GM’s transformation into an EV-heavy company has not gone entirely smoothly thus far, but in 2022, it revealed that, together with the Pilot company, it was planning to deploy a network of 2,000 DC fast chargers at Flying J and Pilot travel centers around the US. But how to decide which locations?

“I think that the overarching theme is we’re really looking for opportunities to simplify the lives of our customers, our employees, our dealers, and our suppliers,” explained Jon Francis, GM’s chief data and analytics officer. “And we see the positive effects of AI at scale, whether that’s in the manufacturing part of the business, engineering, supply chain, customer experience—it really runs through threads through all of those.

“Obviously, the place where it shows up most directly is certainly in autonomous, and that’s an important use case for us, but actually [on a] day-to-day basis, AI is improving a lot of systems and workflows within the organization,” he told Ars.

“There’s a lot of companies—and not to name names, but there’s some chasing of shiny objects, and I think there are a lot of cool, sexy things that you can do with AI, but for GM, we’re really looking for solutions that are going to drive the business in a meaningful way,” Francis said.

GM wants to build out chargers at about 200 Flying J and Pilot travel centers by the end of 2024, but narrowing down exactly which locations to focus on was the big question. After all, there are more than 750 spread out across 44 US states and six Canadian provinces.

Obviously, traffic is a big concern—each DC fast charger costs anywhere from $100,000 to $300,000 dollars, and that’s not counting any costs associated with beefing up the electrical infrastructure to power them, nor the various permitting processes that tend to delay everything. Sticking a bank of chargers at a travel center that’s rarely visited isn’t the best use of resources, but neither is deploying them in an area that’s already replete with other fast chargers.

Much of the data GM showed me was confidential, but this screenshot should give you an idea of how the various datasets combine.

Enlarge / Much of the data GM showed me was confidential, but this screenshot should give you an idea of how the various datasets combine.

General Motors

Which is where the ML came in. GM’s data scientists built tools that aggregate different GIS datasets together. For example, it has a geographic database of already deployed DC chargers around the country—the US Department of Energy maintains such a resource—overlayed with traffic data and then the locations of the travel centers. The result is a map with potential locations, which GM’s team then uses to narrow down the exact sites it wants to choose.

It’s true that if you had access to all those datasets, you could probably do all that manually.

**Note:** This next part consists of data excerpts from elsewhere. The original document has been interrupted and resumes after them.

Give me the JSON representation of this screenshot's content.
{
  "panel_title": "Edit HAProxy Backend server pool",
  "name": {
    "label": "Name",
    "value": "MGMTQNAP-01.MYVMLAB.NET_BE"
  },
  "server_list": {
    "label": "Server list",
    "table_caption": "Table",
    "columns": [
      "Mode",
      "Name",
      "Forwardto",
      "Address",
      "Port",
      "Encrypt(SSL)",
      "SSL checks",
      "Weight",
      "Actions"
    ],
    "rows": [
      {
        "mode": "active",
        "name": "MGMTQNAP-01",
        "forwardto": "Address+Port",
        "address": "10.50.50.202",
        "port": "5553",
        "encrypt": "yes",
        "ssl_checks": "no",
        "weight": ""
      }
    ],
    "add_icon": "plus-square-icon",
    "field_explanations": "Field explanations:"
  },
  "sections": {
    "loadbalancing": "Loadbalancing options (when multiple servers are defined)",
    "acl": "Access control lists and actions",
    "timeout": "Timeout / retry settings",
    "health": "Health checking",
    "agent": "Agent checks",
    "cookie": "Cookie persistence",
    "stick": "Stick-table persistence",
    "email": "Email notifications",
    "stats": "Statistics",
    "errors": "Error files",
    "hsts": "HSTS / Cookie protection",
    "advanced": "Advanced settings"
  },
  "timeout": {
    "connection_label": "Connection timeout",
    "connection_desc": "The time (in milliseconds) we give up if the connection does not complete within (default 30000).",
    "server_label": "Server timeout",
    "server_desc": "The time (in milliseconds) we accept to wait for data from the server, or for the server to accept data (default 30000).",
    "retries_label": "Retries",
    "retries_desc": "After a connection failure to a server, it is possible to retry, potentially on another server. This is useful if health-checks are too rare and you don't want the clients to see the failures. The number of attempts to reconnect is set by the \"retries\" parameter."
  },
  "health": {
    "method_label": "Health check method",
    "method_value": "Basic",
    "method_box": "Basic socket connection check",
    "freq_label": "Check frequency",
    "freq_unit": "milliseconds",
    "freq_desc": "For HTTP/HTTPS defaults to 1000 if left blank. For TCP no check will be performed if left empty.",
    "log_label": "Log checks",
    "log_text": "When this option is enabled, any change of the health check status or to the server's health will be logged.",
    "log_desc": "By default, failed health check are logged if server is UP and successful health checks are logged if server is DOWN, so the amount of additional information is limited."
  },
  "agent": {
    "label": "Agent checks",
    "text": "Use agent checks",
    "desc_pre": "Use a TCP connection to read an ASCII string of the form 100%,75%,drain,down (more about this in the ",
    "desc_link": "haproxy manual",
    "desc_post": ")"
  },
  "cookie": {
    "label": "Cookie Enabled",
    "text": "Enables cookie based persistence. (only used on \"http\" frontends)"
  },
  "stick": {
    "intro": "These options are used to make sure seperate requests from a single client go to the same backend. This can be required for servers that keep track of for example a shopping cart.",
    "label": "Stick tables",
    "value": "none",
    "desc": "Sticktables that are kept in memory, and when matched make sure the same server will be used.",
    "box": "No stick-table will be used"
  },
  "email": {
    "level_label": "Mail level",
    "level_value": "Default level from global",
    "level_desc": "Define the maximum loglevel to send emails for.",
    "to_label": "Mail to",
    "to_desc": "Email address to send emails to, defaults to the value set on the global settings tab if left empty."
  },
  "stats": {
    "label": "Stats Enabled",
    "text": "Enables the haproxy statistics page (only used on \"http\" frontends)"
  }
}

But we’re talking datasets with, in some cases, billions of data points. A few years ago, GM’s analysts could have done that at a city level without spending years on the project, but doing it on a nationwide scale is the kind of task that requires the amount of cloud platforms and distributed clusters that are really now only becoming commonplace.

As a result, GM was able to deploy the first 25 sites last year, with 100 charging stalls across the 25. By the end of this year, it told Ars it should have around 200 locations operational.

That certainly seems more useful to me than just another chatbot.